Film & TV

Spanish Film Festival: The House of Snails

When a novelist takes a house in rural Spain in order to write his new book, he discovers terrifying legends within the town, and dark secrets within himself.

Macarena Astorga’s debut feature film The House of Snails, is a darkly complex and ambitious piece of work, based on the novel by Sandra García Nieto.
Writer Antonio Prieto rents a house for a month in a remote town where he hopes to find tranquillity and inspiration for his next novel. There he finds a community of menacing eccentrics, and horrifying superstitions. He also meets Berta to whom he is highly attracted, and Berta’s cousin Justa, who comes every day to clean for him, bringing with her her two, precociously menacing, young daughters. Gradually the people of the town become characters in his book, as he explores the legend of the local bogey-man. He also makes it his mission to find out what, or who, is the creature chained up in a local barn, being kept alive by the publican and his wife.

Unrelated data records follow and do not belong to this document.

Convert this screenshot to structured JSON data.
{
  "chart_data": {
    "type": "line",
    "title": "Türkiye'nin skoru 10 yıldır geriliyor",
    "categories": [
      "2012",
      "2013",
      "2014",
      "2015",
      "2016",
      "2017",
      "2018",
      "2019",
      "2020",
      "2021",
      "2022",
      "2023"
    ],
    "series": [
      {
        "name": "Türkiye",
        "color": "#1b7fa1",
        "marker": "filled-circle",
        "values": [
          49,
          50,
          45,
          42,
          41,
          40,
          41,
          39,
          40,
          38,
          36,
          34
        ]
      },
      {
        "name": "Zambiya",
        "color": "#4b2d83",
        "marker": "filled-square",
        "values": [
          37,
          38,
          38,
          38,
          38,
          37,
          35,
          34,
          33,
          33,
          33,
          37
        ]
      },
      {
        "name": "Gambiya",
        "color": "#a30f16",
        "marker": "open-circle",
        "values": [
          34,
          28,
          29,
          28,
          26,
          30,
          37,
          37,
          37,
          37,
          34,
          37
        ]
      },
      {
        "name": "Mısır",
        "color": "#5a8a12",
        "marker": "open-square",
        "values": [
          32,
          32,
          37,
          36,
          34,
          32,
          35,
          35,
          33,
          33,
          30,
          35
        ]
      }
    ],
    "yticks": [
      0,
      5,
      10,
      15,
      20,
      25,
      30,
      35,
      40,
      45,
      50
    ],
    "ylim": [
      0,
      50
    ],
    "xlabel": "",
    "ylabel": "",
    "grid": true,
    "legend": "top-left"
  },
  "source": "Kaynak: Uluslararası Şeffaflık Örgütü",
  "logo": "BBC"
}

Javier Rey gives a solid performance as Antonio. Paz Vega is delightful as Berta, and the two have a easy on-screen chemistry. Stand-out performance is from Norma Martínez who delivers a Justa who is frightening, unlikeable, and yet oddly sympathetic. The ensemble is rounded out by sensational performances in smaller roles, each seemingly minor character adding darkness and menace to the story.

The House of Snails does a good job of the reality-becomes fiction-becomes reality trope. It trips up in simply tying to pack too much into the one narrative: the scary creature locked up; the bogey-man; the precocious children; the long-abandoned mansion; the small, superstitious, rural community. The screenplay contains so many twists and turns, that it becomes impossible to find any anchor. Leaving the audience wondering if something was real or imagined is all very fine, but not when everything is up for examination. As an audience, we are not sure who or what we are supposed to be invested in.

Despite the murkiness of the narrative arc, this is a film which delivers darkly enjoyable scenes, and some fine cinematography which makes the most of the beautiful scenery of Villanueva de Cauche, the small hamlet near Malaga, where the film was shot.

Part psychological thriller, part horror, with a touch of romance, and some sparks of humour, this is an appealing, if confusing, work from Astorga. It will be exciting to see what she brings out next.

The House of Snails is screening as part of the Moro Spanish Film Festival at Palace Nova Eastend, from April 27th to May 18th.